A yard management system (YMS) integrates with almost any system, big or small, and monitors the movement of trucks and trailers in the yard, how long it’s been there, where it’s supposed to be and when.
Below are a three ways YardView’s yard management system specifically caters to the food and beverage industry:
When stock is low, a yard management system can trigger and request a trailer to the staging door. Knowing where inventory is located in the yard is crucial to meeting consumer demand or a just in time inventory management process. The best part, most yard management systems integrate with food and beverage inventory systems making it easy to automate alerts and triggers to schedule and load outbound trailers or monitor when the next one will arrive.
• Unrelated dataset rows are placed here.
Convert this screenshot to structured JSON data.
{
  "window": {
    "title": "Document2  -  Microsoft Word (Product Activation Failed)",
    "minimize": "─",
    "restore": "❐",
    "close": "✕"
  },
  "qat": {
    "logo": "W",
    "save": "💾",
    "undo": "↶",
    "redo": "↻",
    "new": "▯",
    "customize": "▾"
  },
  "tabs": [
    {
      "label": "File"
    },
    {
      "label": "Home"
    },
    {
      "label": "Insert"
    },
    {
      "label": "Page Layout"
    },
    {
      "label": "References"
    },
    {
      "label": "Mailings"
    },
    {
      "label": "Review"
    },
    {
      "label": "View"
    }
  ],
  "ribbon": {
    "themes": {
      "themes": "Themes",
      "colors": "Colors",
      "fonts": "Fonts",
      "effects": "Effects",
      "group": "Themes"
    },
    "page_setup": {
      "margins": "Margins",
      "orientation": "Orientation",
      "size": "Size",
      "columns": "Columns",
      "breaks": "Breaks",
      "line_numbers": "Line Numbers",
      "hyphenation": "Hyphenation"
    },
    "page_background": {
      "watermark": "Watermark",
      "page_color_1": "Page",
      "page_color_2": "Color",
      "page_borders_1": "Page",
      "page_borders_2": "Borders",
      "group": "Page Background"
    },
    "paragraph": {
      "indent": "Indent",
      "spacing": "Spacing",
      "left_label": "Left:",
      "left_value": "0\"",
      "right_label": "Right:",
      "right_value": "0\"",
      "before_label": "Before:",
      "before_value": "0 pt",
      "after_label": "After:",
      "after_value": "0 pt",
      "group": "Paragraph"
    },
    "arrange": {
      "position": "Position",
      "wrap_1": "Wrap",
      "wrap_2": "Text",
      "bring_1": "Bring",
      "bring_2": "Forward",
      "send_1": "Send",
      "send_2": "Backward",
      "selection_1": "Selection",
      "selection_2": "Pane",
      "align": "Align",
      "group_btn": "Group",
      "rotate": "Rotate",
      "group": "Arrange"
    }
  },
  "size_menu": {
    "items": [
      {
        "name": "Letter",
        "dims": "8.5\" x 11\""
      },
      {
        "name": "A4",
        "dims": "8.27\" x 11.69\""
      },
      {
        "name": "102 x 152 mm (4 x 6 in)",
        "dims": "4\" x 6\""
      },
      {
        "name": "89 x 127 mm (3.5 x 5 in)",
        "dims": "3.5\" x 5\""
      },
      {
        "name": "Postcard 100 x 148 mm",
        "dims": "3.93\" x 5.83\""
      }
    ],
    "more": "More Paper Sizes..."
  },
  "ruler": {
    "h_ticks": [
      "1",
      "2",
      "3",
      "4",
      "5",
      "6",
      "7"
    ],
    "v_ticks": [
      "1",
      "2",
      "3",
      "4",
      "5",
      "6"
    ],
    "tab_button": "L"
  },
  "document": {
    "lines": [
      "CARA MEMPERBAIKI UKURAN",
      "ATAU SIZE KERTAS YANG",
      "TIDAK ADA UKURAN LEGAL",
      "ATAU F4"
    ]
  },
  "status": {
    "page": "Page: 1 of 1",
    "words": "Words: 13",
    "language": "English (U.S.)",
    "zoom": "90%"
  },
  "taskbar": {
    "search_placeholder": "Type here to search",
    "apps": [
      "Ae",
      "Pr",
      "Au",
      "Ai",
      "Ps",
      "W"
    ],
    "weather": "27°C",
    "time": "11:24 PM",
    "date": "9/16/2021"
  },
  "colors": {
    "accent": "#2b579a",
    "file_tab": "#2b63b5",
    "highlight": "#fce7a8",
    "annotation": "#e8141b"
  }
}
A refrigerated container also known as a “reefer” are temperature controlled trailers that can range from -65 degrees Celsius up to 40 degrees Celsius. Temperature data loggers or the use of barcodes and RFID tags are used to monitor the temperature history of the container being shipped and can help determine remaining shelf life. The container itself is not used to lower the temperature of food items but to maintain the pre-cooled temperature of items. With a “reefer”, food safety standards are monitored and a YMS can ensure it’s at the right temperature before it gets loaded at the dock.
Documentation is critical for a seamless food and beverage supply chain. If a shipment does not meet the temp requirement through it’s journey or has varying patterns, it can be rejected at the destination. Being able to catch these critical points prevents spoilage and maintains efficiencies, ultimately lowering potential risks and the costs associated with them.